Quand l'intello-écolo surgit dans ma vie

Par C05i Selma

   Les jours passaient et contrairement à mon espérance, l’histoire du prénommé Félix n’avait pas circulé comme les ragots de d’habitude. J’étais donc vite passée à autre chose.

  J’avais dernièrement dû rattraper les quatre heures de colle que j’avais loupé pour diverses raisons (rendez-vous chez GT, après-midi Netflix avec Natasha, virée shopping et j’en passe…) J’étais donc venue un samedi matin, mes AirPods comme seule compagnie, annulant à contre coeur ma séance de sport.
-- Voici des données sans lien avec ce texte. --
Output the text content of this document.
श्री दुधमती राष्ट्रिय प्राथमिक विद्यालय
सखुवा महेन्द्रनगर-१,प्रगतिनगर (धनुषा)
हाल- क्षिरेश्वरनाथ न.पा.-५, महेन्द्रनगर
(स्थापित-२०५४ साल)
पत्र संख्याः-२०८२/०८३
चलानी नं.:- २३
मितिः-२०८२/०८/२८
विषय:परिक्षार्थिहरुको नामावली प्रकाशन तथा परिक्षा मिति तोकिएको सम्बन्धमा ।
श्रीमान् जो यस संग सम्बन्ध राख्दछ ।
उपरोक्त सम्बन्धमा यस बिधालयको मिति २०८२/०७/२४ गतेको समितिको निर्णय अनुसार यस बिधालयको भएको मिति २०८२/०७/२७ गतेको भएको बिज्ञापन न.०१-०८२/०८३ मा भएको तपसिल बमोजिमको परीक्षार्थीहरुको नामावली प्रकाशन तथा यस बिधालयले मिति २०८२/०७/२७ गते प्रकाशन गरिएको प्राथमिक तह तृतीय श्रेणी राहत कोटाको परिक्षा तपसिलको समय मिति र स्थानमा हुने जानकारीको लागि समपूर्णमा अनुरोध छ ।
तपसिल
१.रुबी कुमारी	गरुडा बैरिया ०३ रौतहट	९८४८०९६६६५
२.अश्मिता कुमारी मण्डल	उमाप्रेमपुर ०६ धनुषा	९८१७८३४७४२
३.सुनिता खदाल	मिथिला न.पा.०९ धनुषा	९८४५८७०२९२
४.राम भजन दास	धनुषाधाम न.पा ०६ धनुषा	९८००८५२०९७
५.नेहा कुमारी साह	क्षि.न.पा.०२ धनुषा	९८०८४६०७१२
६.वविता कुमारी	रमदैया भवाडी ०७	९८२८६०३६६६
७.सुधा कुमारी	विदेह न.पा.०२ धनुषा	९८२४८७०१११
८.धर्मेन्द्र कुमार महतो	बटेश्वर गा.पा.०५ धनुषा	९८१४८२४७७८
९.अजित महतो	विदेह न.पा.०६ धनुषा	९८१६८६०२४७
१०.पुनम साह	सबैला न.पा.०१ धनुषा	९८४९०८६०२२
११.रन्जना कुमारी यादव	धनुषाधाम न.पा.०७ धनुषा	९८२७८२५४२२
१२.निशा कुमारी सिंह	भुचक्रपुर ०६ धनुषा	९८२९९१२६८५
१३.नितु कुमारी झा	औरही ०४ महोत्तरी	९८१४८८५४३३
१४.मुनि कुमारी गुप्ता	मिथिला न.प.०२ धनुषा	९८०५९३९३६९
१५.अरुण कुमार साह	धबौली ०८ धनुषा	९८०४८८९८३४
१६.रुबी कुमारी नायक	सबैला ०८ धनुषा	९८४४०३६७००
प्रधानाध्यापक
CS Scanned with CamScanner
  Je passais de plus en plus de temps dans le café péniche que tenait Max car il y faisait bien chaud et rien de mieux que de siroter un bon chocolat fumant avec une vue sur le port après la sortie des cours. La plupart du temps, je feignais être plongée dans mes devoirs mais j’écoutais surtout les conversations des clients. Ils n’étaient pas de la dernière génération. Je ne l’aurais jamais avoué, même à ma meilleure amie, mais je guettais le contraste entre les ragots des jeunes et ceux des vieux. Chez les jeunes on parlait plus amour et séries alors que chez les vieux c’était plutôt l’aquarelle, le club de randonnée, les apéros entre amis et les prochaines croisières. Cependant, certaines conversations discrètes m’interpellaient encore plus. C’était dans le coin des ados que couraient des chuchotements à propos de l’homosexualité mon père. Ils n’imaginaient sûrement pas que sa fille se trouvait juste à côté. Ces gens, c’étaient des fils à papa, qui allaient bien à la messe tous les dimanches et qui crachaient dans le dos des autres. Entre eux et nous, les gens de la street qui ne vivions pas dans le carré prédéfini par la société, on voyait la différence à tous les niveaux. Ça partait des chaussures jusqu’au bonnet, un Carhartt pour nous et un bandeau tricoté à paillettes pour eux.

 

_ Émily ! Pourquoi tu regardes le sol ? Le cours se passe au tableau. Justement, viens résoudre cette équation.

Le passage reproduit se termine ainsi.